Even in performance sensitive code, linked lists might be the right way to go. If you need to store an unknown amount of data, a resizable array probably does amoratize to a better performance than linked lists. But, all of the 'slowness' happens at the same time, so it might be worth slowing down the average case to avoid the worst case. The most notable examples I can think of are video games where FPS is king, and kernels, where you always want to exit quickly.

Linked lists can also work better in limited memory environments because, with the overhead of 1 pointer per element, you can make use of fragmented memory.

Or something between the two: "Unrolled linked list": In computer programming, an unrolled linked list is a variation on the linked list which stores multiple elements in each node. https://en.wikipedia.org/wiki/Unrolled_linked_list

What the article misses is that asymptotic analysis does matter. Yes, you can find specific cases where arrays are faster even when you are doing a lot of insertions and deletions. The problem size often grows, and often grows without proportionate increases in cache sizes and the other factors mentioned in the article.
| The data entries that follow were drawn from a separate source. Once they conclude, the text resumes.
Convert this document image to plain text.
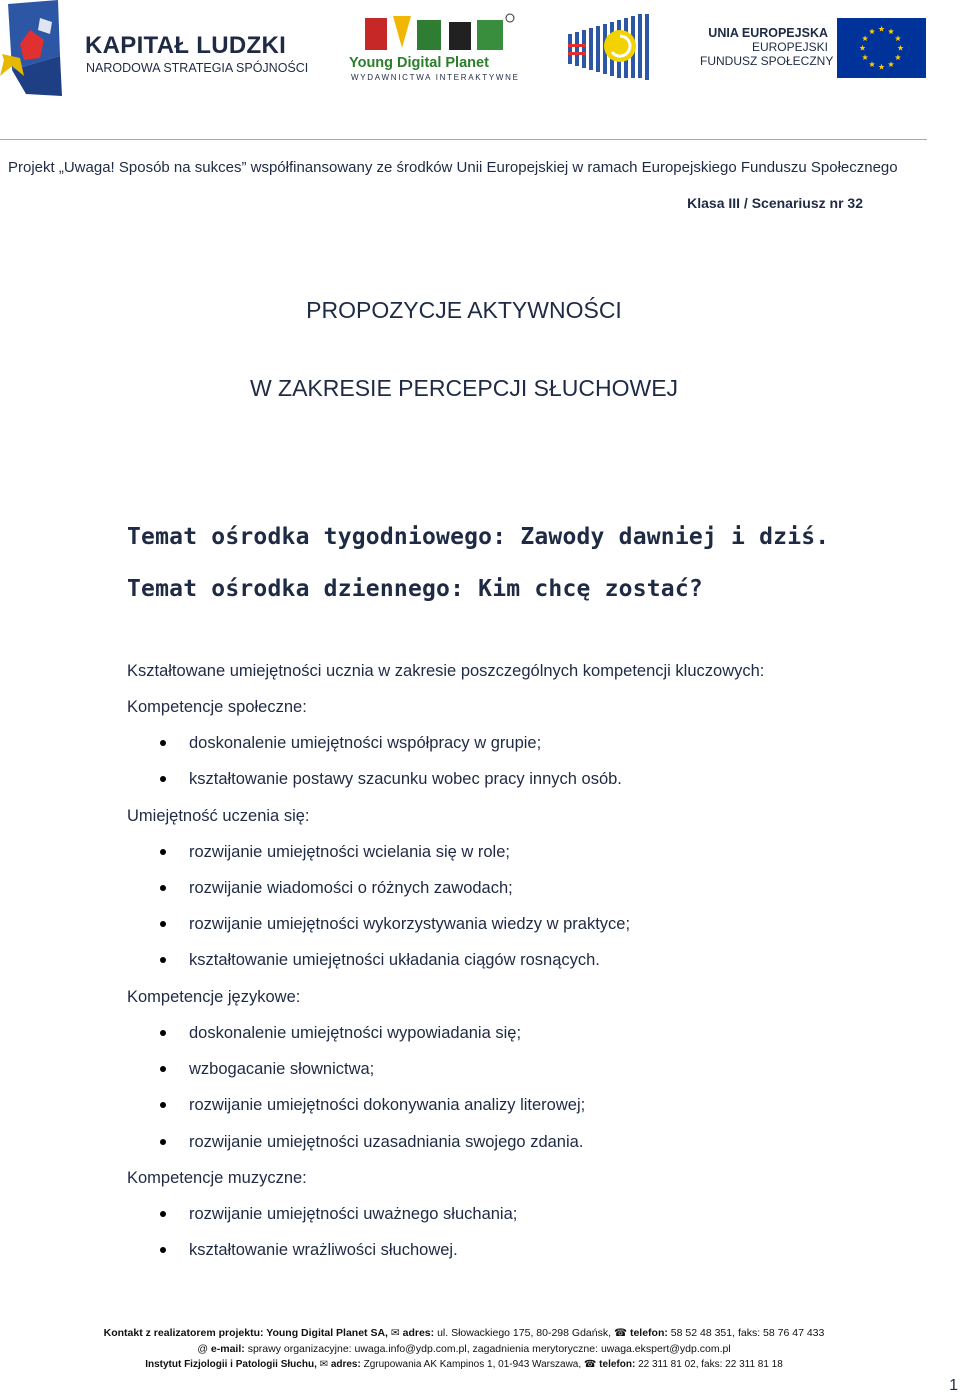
KAPITAŁ LUDZKI
NARODOWA STRATEGIA SPÓJNOŚCI	Young Digital Planet
WYDAWNICTWA INTERAKTYWNE
UNIA EUROPEJSKA
EUROPEJSKI
FUNDUSZ SPOŁECZNY
Projekt „Uwaga! Sposób na sukces” współfinansowany ze środków Unii Europejskiej w ramach Europejskiego Funduszu Społecznego
Klasa III / Scenariusz nr 32
PROPOZYCJE AKTYWNOŚCI
W ZAKRESIE PERCEPCJI SŁUCHOWEJ
Temat ośrodka tygodniowego: Zawody dawniej i dziś.
Temat ośrodka dziennego: Kim chcę zostać?
Kształtowane umiejętności ucznia w zakresie poszczególnych kompetencji kluczowych:
Kompetencje społeczne:
doskonalenie umiejętności współpracy w grupie;
kształtowanie postawy szacunku wobec pracy innych osób.
Umiejętność uczenia się:
rozwijanie umiejętności wcielania się w role;
rozwijanie wiadomości o różnych zawodach;
rozwijanie umiejętności wykorzystywania wiedzy w praktyce;
kształtowanie umiejętności układania ciągów rosnących.
Kompetencje językowe:
doskonalenie umiejętności wypowiadania się;
wzbogacanie słownictwa;
rozwijanie umiejętności dokonywania analizy literowej;
rozwijanie umiejętności uzasadniania swojego zdania.
Kompetencje muzyczne:
rozwijanie umiejętności uważnego słuchania;
kształtowanie wrażliwości słuchowej.
Kontakt z realizatorem projektu: Young Digital Planet SA, ✉ adres: ul. Słowackiego 175, 80-298 Gdańsk, ☎ telefon: 58 52 48 351, faks: 58 76 47 433
@ e-mail: sprawy organizacyjne: uwaga.info@ydp.com.pl, zagadnienia merytoryczne: uwaga.ekspert@ydp.com.pl
Instytut Fizjologii i Patologii Słuchu, ✉ adres: Zgrupowania AK Kampinos 1, 01-943 Warszawa, ☎ telefon: 22 311 81 02, faks: 22 311 81 18
1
I would much rather have an algorithm that scales well than one that performs well for the specific problem size I was thinking about when I wrote the code.

But perhaps you should be counting the horrifically expensive operations (cache misses) in your asymptotic analysis, not the virtually-free operations (writes).
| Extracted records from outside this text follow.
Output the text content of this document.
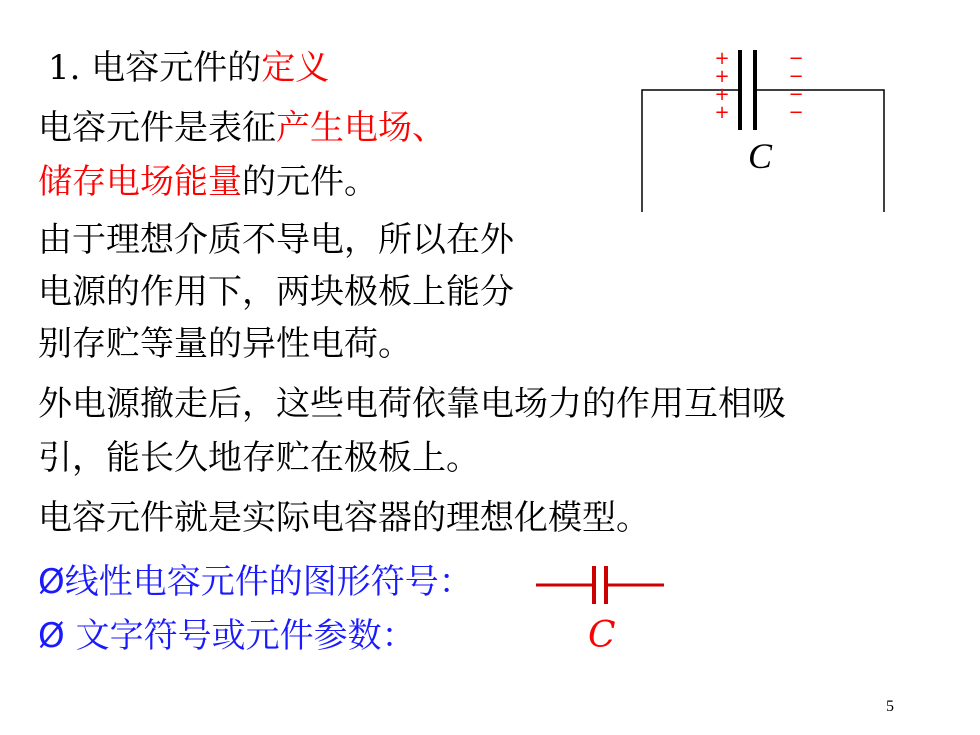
1. 电容元件的定义
电容元件是表征产生电场、
储存电场能量的元件。
由于理想介质不导电，所以在外
电源的作用下，两块极板上能分
别存贮等量的异性电荷。
外电源撤走后，这些电荷依靠电场力的作用互相吸
引，能长久地存贮在极板上。
电容元件就是实际电容器的理想化模型。
Ø线性电容元件的图形符号：
Ø 文字符号或元件参数：	C
+
+
+
+
−
−
−
−
C
5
Only if those operations become more expensive as the problem size grows. The point of asymptotic analysis is the relationship between problem size and expense, not the expense of individual operations.

To put it another way, imagine an strange implementation of quicksort that caused a cache miss on every comparison and every swap, and an implementation of bubble sort that hardly ever caused a cache miss. Which would you use in your code?

Hm, glib answers aside, you're right. I think the real point is that counting writes makes no sense because it is both not the most expensive and not the most frequent operation involved. Really, the whole thing comes from looking at lists wrong. Find-and-delete is not O(1), and converting half of an O(n) operation to O(1) doesn't actually make an asymptotic difference. If you are genuinely just performing inserts and removals of known elements things will look different.

In a real-world app that was actually subject to performance requirements? If the bubble sort meets the goal where quick sort doesn't, hell yes that's what'll get picked.

Not all optimization is premature optimization. Some apps care. And the point of this article is that some operations which people are trained to think of as "fast" (like the "O(1)" pointer operations in a list traversal) actually aren't.

I suspect that the real-world app using bubble sort would be fine...until the day it was not fine. By that point, you'll have a bunch of people who depend on the software, while you scramble to figure out why things became so slow.

Constant factors should not be ignored, but neither should scalability. That is the reason that production-grade sorting algorithms switch from quicksort to bubblesort/selection sort when the sequence is short enough. That is also the reason we typically use quicksort rather than heapsort -- quicksort usually has a lower constant factor on modern architectures, which is what matters when the asymptotics are the same.

The problem with focusing on the performance of your system for particular input sizes is that you are usually not guaranteed that the input size will not increase. It is not premature optimization if you have a good reason to believe that the input size will not grow, or that it will not grow enough to matter. Such is the case with matrix multiplication. If you have no evidence of that, though, you are almost certainly better off choosing the asymptotically better algorithm first, and coming back to tune that / switch to difference algorithms on smaller inputs / etc. later on.

Mmm...how do you represent your free memory block lists in your memory allocators for easy coalescing and whatnot?

Just curious.

Good grief. Why the sarcasm? Again I'm seeing a deliberate attempt to interpret an insane absolutist stance from what is actually (if you read it and not the headling) a well-considered argument. Linked list traversal can be slow, and they can be slow in ways that (again, if you read the article) you probably find surprising. Does that mean that some special applications (like malloc) can't find a user for them? Of course not.

But to respond to the technical point: the malloc case is very special. Free memory is by definition unused and probably cache-cold, so there's little value in improving the locality of reference. And it's "already memory", so there is no value in trying to put it into a "container" when you can just drop the link pointers right into the buffer. So your'e right, but in a specious way that is still missing the point of the linked article.

This! Linked lists / trees are great in applicable use cases, I think the author or the article just being an attention whore... to be fair I haven't actually needed to use binary trees or linked lists in ages...